Future notification delivery changes deployment risk. Before enabling it, a deployment must review:
- exact provider and region
- provider data retention and logging
- sender identity and abuse reporting behavior
- secret storage and rotation
- webhook or callback validation
- TLS and public callback routing, if callbacks exist
- provider retry and duplicate behavior
- edge and app rate limits
- message-template review
- viewer-token expiry and revocation policy
- operational support process for failed or delayed notifications
- backup/restore behavior for queued and already-sent notifications
- monitoring that avoids token, message-body, location, or provider-secret leakage
Notification delivery must not be described as production-ready emergency infrastructure. Users and trusted contacts remain responsible for contacting emergency services.

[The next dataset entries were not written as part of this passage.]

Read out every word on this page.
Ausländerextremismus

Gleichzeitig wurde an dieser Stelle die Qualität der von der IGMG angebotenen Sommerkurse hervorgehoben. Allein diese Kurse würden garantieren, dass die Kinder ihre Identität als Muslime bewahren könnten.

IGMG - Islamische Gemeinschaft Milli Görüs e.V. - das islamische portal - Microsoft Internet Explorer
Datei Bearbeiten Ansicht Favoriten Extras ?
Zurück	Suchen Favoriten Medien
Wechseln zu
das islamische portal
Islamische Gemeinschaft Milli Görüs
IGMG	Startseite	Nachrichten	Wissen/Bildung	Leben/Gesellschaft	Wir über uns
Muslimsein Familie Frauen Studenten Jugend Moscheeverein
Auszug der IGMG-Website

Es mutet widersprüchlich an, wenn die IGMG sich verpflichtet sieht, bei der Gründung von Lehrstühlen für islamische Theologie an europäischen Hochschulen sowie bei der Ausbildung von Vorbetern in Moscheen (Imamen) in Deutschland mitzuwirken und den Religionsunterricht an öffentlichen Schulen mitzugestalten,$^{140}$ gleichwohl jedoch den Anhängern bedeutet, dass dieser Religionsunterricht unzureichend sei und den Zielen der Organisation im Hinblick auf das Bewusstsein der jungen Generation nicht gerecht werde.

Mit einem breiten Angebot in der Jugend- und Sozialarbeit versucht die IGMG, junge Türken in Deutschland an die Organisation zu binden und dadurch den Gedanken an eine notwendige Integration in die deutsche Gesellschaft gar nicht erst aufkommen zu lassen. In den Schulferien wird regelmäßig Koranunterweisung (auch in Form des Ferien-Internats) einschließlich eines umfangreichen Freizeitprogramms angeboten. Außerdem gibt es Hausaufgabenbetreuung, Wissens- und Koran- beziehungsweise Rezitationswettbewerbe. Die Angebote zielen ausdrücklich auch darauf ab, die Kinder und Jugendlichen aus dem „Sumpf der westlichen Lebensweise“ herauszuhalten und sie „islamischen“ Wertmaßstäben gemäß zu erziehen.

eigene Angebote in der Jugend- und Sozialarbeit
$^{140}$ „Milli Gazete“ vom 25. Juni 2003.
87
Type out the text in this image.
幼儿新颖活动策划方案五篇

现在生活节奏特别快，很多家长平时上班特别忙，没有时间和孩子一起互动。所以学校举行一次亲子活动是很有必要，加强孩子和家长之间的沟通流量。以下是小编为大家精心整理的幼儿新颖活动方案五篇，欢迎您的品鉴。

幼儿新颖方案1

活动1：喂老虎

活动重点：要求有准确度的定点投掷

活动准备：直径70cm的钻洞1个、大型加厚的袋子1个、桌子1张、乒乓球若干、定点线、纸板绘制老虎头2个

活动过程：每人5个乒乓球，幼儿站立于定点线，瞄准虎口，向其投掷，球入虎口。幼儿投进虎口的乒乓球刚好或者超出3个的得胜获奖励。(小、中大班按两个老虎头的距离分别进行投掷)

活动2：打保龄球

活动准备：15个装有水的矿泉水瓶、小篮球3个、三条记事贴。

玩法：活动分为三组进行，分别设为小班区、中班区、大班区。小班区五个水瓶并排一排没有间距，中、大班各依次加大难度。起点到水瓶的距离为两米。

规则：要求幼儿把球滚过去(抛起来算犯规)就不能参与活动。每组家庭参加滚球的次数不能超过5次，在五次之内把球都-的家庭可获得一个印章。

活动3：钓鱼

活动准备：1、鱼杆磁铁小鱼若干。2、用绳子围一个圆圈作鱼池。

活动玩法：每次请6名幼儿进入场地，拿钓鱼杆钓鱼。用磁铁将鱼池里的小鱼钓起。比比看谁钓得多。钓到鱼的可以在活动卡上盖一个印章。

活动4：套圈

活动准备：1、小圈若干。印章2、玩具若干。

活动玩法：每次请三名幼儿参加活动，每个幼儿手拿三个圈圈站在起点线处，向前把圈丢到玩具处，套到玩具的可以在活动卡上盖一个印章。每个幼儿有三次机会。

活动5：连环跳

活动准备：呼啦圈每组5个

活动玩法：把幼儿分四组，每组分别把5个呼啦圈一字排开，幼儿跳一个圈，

Before implementation, accept designs for:
- account-based trusted-contact incident review
- no-account viewer-link delivery and token expiry defaults
- safety-check state, grace periods, cancellation, and false-positive handling
- notification preferences and opt-out policy
- retry, suppression, and rate-limit behavior
- provider configuration and secret handling
- safe audit records and retention
- deployment warnings and runbooks
- tests for redaction, retries, suppression, opt-out, rate limits, and provider failure handling
Implementation must update API, security model, threat model, deployment, and logging requirements before or alongside runtime changes.